# Vizsla names, is it better for training to end in a vowel sound?



## Rascal (Dec 2, 2014)

Hello All,

My wife and I are going to be welcoming our first Vizsla to our family in Jan 2015, just a few weeks away now. We had debated names mostly based on how unique or cute it was and had thought Rascal would be a fun name. However a breeder/dog trainer friend recommended that what ever the name, it end in a vowel sound, especially ending in an "A" or "Ie". The logic is the vowel sounds at the end of the word make it easier for the dog to recognize their name. She noted this is particularly important with the "come" command in a crowded area like a park, or woods when there is a smell or rustle that simply must be investigated. Please let me know if you have an opinion or experience with names ending in vowels and dog training. 

I look forward to reading your replies, thanks in advance.


----------



## einspänner (Sep 8, 2012)

People develop their own little rules for naming, and while some of it is based on science, experience, etc. I'm inclined to say that it doesn't really matter. These are smart dogs and Rascal (or whatever he ends up being named) will have no problem figuring out his name. Far more important for recall and training in general is forming a strong bond, making positive associations, hiding your inevitable frustration when things go wrong, and lots and lots of repetition. 

Congrats on the new family member! Rascal seems like the perfect name for your future red devil. For other good suggestions, check out this thread. http://www.vizslaforums.com/index.php/topic,29490


----------



## texasred (Jan 29, 2012)

I've hunted over a gundog named Rascal, and she had no problem recognizing her name with commands.
I've always just tried to keep call names short, but that's just my personal preference.


----------



## mswhipple (Mar 7, 2011)

They catch on to whatever name you give them pretty quickly. I've read somewhere that it's better if the dog's name begins with a "hard" consonant (like the "K" in Kate). I don't know about that, though. 

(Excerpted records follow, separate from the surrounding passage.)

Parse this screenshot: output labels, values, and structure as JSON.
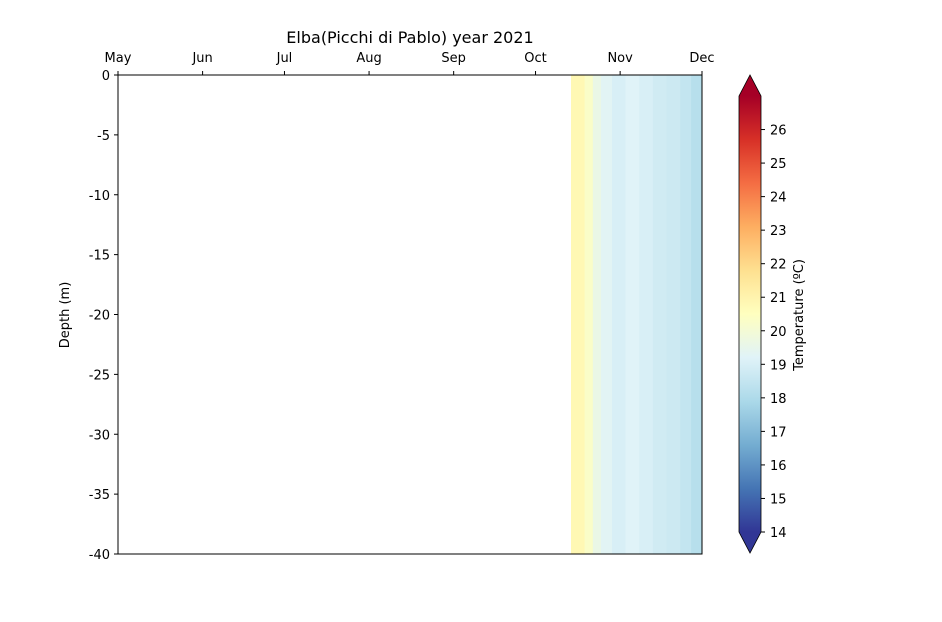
{
  "chart_data": {
    "type": "heatmap",
    "title": "Elba(Picchi di Pablo) year 2021",
    "xlabel": "",
    "ylabel": "Depth (m)",
    "x_ticks": [
      "May",
      "Jun",
      "Jul",
      "Aug",
      "Sep",
      "Oct",
      "Nov",
      "Dec"
    ],
    "x_range": [
      "2021-05-01",
      "2021-12-01"
    ],
    "y_ticks": [
      0,
      -5,
      -10,
      -15,
      -20,
      -25,
      -30,
      -35,
      -40
    ],
    "ylim": [
      -40,
      0
    ],
    "colorbar": {
      "label": "Temperature (ºC)",
      "range": [
        14,
        27
      ],
      "ticks": [
        14,
        15,
        16,
        17,
        18,
        19,
        20,
        21,
        22,
        23,
        24,
        25,
        26
      ],
      "colormap": "RdYlBu_r",
      "extend": "both"
    },
    "data_start": "2021-10-14",
    "data_end": "2021-12-01",
    "segments": [
      {
        "start": "2021-10-14",
        "end": "2021-10-19",
        "temp": 20.8
      },
      {
        "start": "2021-10-19",
        "end": "2021-10-22",
        "temp": 20.3
      },
      {
        "start": "2021-10-22",
        "end": "2021-10-25",
        "temp": 19.6
      },
      {
        "start": "2021-10-25",
        "end": "2021-10-29",
        "temp": 19.3
      },
      {
        "start": "2021-10-29",
        "end": "2021-11-03",
        "temp": 19.0
      },
      {
        "start": "2021-11-03",
        "end": "2021-11-08",
        "temp": 19.2
      },
      {
        "start": "2021-11-08",
        "end": "2021-11-13",
        "temp": 19.0
      },
      {
        "start": "2021-11-13",
        "end": "2021-11-18",
        "temp": 18.8
      },
      {
        "start": "2021-11-18",
        "end": "2021-11-23",
        "temp": 18.7
      },
      {
        "start": "2021-11-23",
        "end": "2021-11-27",
        "temp": 18.5
      },
      {
        "start": "2021-11-27",
        "end": "2021-12-01",
        "temp": 18.2
      }
    ]
  }
}
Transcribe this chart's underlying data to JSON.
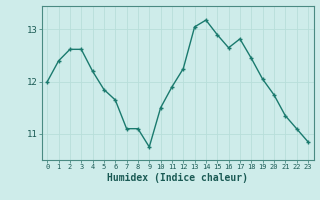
{
  "x": [
    0,
    1,
    2,
    3,
    4,
    5,
    6,
    7,
    8,
    9,
    10,
    11,
    12,
    13,
    14,
    15,
    16,
    17,
    18,
    19,
    20,
    21,
    22,
    23
  ],
  "y": [
    12.0,
    12.4,
    12.62,
    12.62,
    12.2,
    11.85,
    11.65,
    11.1,
    11.1,
    10.75,
    11.5,
    11.9,
    12.25,
    13.05,
    13.18,
    12.9,
    12.65,
    12.82,
    12.45,
    12.05,
    11.75,
    11.35,
    11.1,
    10.85
  ],
  "xlabel": "Humidex (Indice chaleur)",
  "xlim": [
    -0.5,
    23.5
  ],
  "ylim": [
    10.5,
    13.45
  ],
  "yticks": [
    11,
    12,
    13
  ],
  "xtick_labels": [
    "0",
    "1",
    "2",
    "3",
    "4",
    "5",
    "6",
    "7",
    "8",
    "9",
    "10",
    "11",
    "12",
    "13",
    "14",
    "15",
    "16",
    "17",
    "18",
    "19",
    "20",
    "21",
    "22",
    "23"
  ],
  "line_color": "#1a7a6e",
  "marker_color": "#1a7a6e",
  "bg_color": "#ceecea",
  "grid_color": "#b8deda",
  "axis_color": "#4a8a82",
  "label_color": "#1a5a54",
  "tick_color": "#1a5a54"
}
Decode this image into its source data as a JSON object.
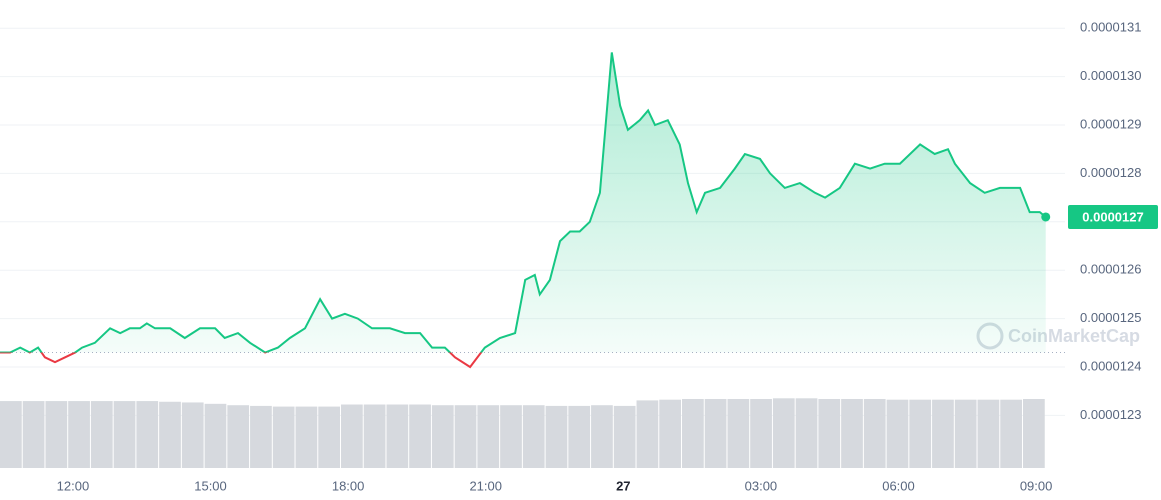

Some good friends of mine had a yellow lab, and the husband and wife disagreed on what to name her. Husband called her Scooter, and wife called her Crystal. She came to both. ;D ;D ;D


----------



## R E McCraith (Nov 24, 2011)

msw - I posted begin with a hard consonate - my grandfather showed me this - it carries on the wind under voice control - you want the first sound 2 get the pups attention - try names with a friend that is up wind from you - see what gets their attention - LOL


----------



## mswhipple (Mar 7, 2011)

REM, I thought that might have been you. Thanks for the input!! Makes sense.


----------



## Rascal (Dec 2, 2014)

Thanks very much for all your replies! Starting the name with a hard consonant is a really good point I never would have considered that before, and I am glad the name was worn well by another vizsla. I picked the name because the Sterling North novel "Rascal" was one of my favorite stories as a kid, and that might sound sentimental but for the most part I think despite good intentions and miles patience the name will be well deserved by our little guy...


----------



## R E McCraith (Nov 24, 2011)

Ras - A GREAT CHOICE ! as the YOUNG RASCALS SANG - I've BEEN LONELELY SO LONG - just fits a V !!!!!!!!


----------



## texasred (Jan 29, 2012)

Rascal said:


> Thanks very much for all your replies! Starting the name with a hard consonant is a really good point I never would have considered that before, and I am glad the name was worn well by another vizsla. I picked the name because the Sterling North novel "Rascal" was one of my favorite stories as a kid, and that might sound sentimental but for the most part I think despite good intentions and miles patience the name will be well deserved by our little guy...


Opps, guess I should have stated it was a yellow lab that belonged to a friend
I owned a yellow lab named Rowdy, and god bless him, he lived up to his name.
I've had omens with what I've name dogs. 
My male Cash is named after Jonny Cash, and he sure has been a handful.


----------



## marathonman (Jan 15, 2013)

In my limited experience, I think dogs generally key on the first part of their name and the end doesn't matter as much. Anyways, a V should be concerned with what's in front.


----------